- Church: Catholic Church
- Archdiocese: Archdiocese of Kumasi
- Appointed: 15 May 2012
- Predecessor: Thomas Kwaku Mensah
- Previous posts: Bishop of Obuasi (2008-2012) Titular Bishop of Cellae in Mauretania (2003-2008) Auxiliary Bishop of Kumasi (2003-2008)

Orders
- Ordination: 16 July 1988 by Peter Kwasi Sarpong
- Consecration: 17 January 2004 by Peter Kwasi Sarpong

Personal details
- Born: 27 May 1960 (age 66) Kumasi, Ashanti Region, Dominion of Ghana

= Gabriel Justice Yaw Anokye =

Ghanaian Catholic bishop Kumasi (born 1960)

Gabriel Justice Yaw Anokye (born 27 May 1960) is a Ghanaian bishop. He is the current Archbishop of Kumasi.

== Personal life ==
Anokye was consecrated and ordained by the Archbishop of Kumasi, Peter Kwasi Sarpong on 16 July 1989.

== Career ==
On 30 October 2003, Pope John Paul II appointed him Titular Bishop of Cellae in Mauritania and Auxiliary Bishop of Kumasi.
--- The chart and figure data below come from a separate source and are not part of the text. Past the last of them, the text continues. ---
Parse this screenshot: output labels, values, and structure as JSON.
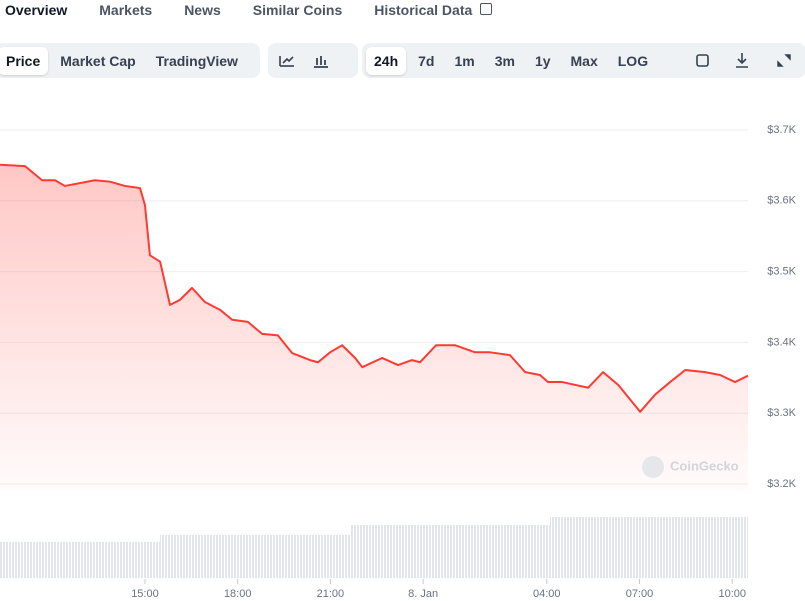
{
  "tabs": [
    "Overview",
    "Markets",
    "News",
    "Similar Coins",
    "Historical Data"
  ],
  "chart_tabs": [
    "Price",
    "Market Cap",
    "TradingView"
  ],
  "ranges": [
    "24h",
    "7d",
    "1m",
    "3m",
    "1y",
    "Max",
    "LOG"
  ],
  "chart_data": {
    "type": "line",
    "color": "#ff3a33",
    "grid": true,
    "watermark": "CoinGecko",
    "x": [
      10.31,
      11.12,
      11.67,
      12.09,
      12.41,
      13.38,
      13.87,
      14.35,
      14.84,
      15.0,
      15.16,
      15.49,
      15.81,
      16.13,
      16.52,
      16.94,
      17.43,
      17.82,
      18.33,
      18.79,
      19.3,
      19.76,
      20.34,
      20.6,
      20.99,
      21.38,
      21.8,
      22.03,
      22.67,
      23.19,
      23.64,
      23.9,
      24.42,
      25.03,
      25.68,
      26.17,
      26.81,
      27.3,
      27.78,
      28.04,
      28.5,
      29.34,
      29.82,
      30.31,
      30.76,
      31.02,
      31.5,
      31.99,
      32.48,
      33.12,
      33.61,
      34.09,
      34.51
    ],
    "values": [
      3651,
      3649,
      3629,
      3629,
      3621,
      3629,
      3627,
      3621,
      3618,
      3594,
      3523,
      3514,
      3453,
      3460,
      3477,
      3457,
      3446,
      3432,
      3429,
      3412,
      3410,
      3385,
      3375,
      3372,
      3386,
      3396,
      3378,
      3365,
      3378,
      3368,
      3375,
      3372,
      3396,
      3396,
      3386,
      3386,
      3382,
      3358,
      3354,
      3344,
      3344,
      3336,
      3358,
      3340,
      3316,
      3302,
      3326,
      3344,
      3361,
      3358,
      3354,
      3344,
      3353
    ],
    "xlim": [
      10.31,
      34.51
    ],
    "xticks": [
      {
        "value": 15,
        "label": "15:00"
      },
      {
        "value": 18,
        "label": "18:00"
      },
      {
        "value": 21,
        "label": "21:00"
      },
      {
        "value": 24,
        "label": "8. Jan"
      },
      {
        "value": 28,
        "label": "04:00"
      },
      {
        "value": 31,
        "label": "07:00"
      },
      {
        "value": 34,
        "label": "10:00"
      }
    ],
    "ylim": [
      3200,
      3700
    ],
    "yticks": [
      {
        "value": 3200,
        "label": "$3.2K"
      },
      {
        "value": 3300,
        "label": "$3.3K"
      },
      {
        "value": 3400,
        "label": "$3.4K"
      },
      {
        "value": 3500,
        "label": "$3.5K"
      },
      {
        "value": 3600,
        "label": "$3.6K"
      },
      {
        "value": 3700,
        "label": "$3.7K"
      }
    ]
  }
}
He was ordained and promoted to Bishop by the Archbishop of Kumasi Perter Kwasi Sarpong on 17 January 2004. Priests in attendance included George Kocherry, Apostolic Nuncio for Ghana and Gregory E. Kpiebaya, Archbishop for Tamale.

Anokye was appointed Bishop of Obuasi by Pope Benedict XVI on 26 January 2008 and Archbishop of Kumasi on 15 October 2012.

From 2015 until 2023, he was the President of the pan-African Catholic organisation Caritas Africa.